Mindset age – your mental attitude to your age can have a direct impact on how long you may live! In fact, The Atchley's Ohio Longitudinal Study of Aging and Retirement found that “people with more positive views of their own aging lived, on average, 7.6 years longer than people with more negative views.
Daniel Levitin’s book Successful Aging: A Neuroscientist Explores the Power and Potential of Our Lives discusses key factors in our thinking that may restrict us no matter our age. Do you tell yourself that you can’t do pushups? Do you think that you are never going to be able to get up early and go to the gym because you aren’t a morning person? Does the little voice inside your head tell you that you are no good at stretching as you simply aren’t flexible?
Levitin says that “you can change your brain and overcome limitations that you have encountered previously, not just with effort, but with focused directed learning.” This means you can flip the conversation you have with yourself and it is possible that you will be able to do push ups or get up early or touch your toes. It’s not your age that is holding you back, it’s your thinking!

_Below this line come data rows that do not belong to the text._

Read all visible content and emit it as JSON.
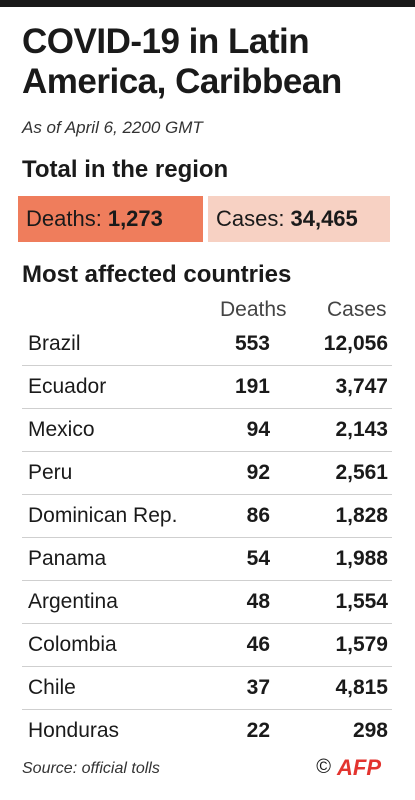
{
  "header": {
    "title": "COVID-19 in Latin America, Caribbean",
    "subtitle": "As of April 6, 2200 GMT"
  },
  "region": {
    "heading": "Total in the region",
    "deaths_label": "Deaths:",
    "deaths_value": "1,273",
    "cases_label": "Cases:",
    "cases_value": "34,465",
    "deaths_color": "#ef7d5c",
    "cases_color": "#f7d1c3"
  },
  "countries": {
    "heading": "Most affected countries",
    "col_deaths": "Deaths",
    "col_cases": "Cases",
    "rows": [
      {
        "name": "Brazil",
        "deaths": "553",
        "cases": "12,056"
      },
      {
        "name": "Ecuador",
        "deaths": "191",
        "cases": "3,747"
      },
      {
        "name": "Mexico",
        "deaths": "94",
        "cases": "2,143"
      },
      {
        "name": "Peru",
        "deaths": "92",
        "cases": "2,561"
      },
      {
        "name": "Dominican Rep.",
        "deaths": "86",
        "cases": "1,828"
      },
      {
        "name": "Panama",
        "deaths": "54",
        "cases": "1,988"
      },
      {
        "name": "Argentina",
        "deaths": "48",
        "cases": "1,554"
      },
      {
        "name": "Colombia",
        "deaths": "46",
        "cases": "1,579"
      },
      {
        "name": "Chile",
        "deaths": "37",
        "cases": "4,815"
      },
      {
        "name": "Honduras",
        "deaths": "22",
        "cases": "298"
      }
    ]
  },
  "footer": {
    "source": "Source: official tolls",
    "copyright": "©",
    "logo_text": "AFP",
    "logo_color": "#e3342f"
  }
}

In fact, Levitin also says “I’m not saying that you are only as old as you feel, but you can set your mind to feel not as old as you are.” Hmmm, I think that today I feel 25 so I have loads of energy and I can take on the world!
Now back to those injuries that may have come with age and overuse of certain joints. Yes, sometimes it will hurt to keep training, but it is likely that it will be worse if you don’t keep moving. Losing muscle mass is hugely problematic as we age and worse is when we lose so much condition that our muscles can’t support injured joints making the issue – and the pain – worse. This is when you talk to your health practitioner and get some advice on what you can do. It may be swimming,
walking or weight training in which case, you choose someone such as an experienced personal trainer like myself who can develop a program that helps you work within the limitations of your injuries and can adapt your program as your strength improves. And guess what, the more you train, the lower your biological age and the better you will feel.
So back to the heading of this article and I say that age, in particular chronological age, doesn’t matter when it comes to setting your fitness goals. The key is to consider how you think and work to readjust your mindset and then just get moving or consider ramping up your current program and stick with it. Consistency is always the key to improving and maintaining your health so what are you waiting for?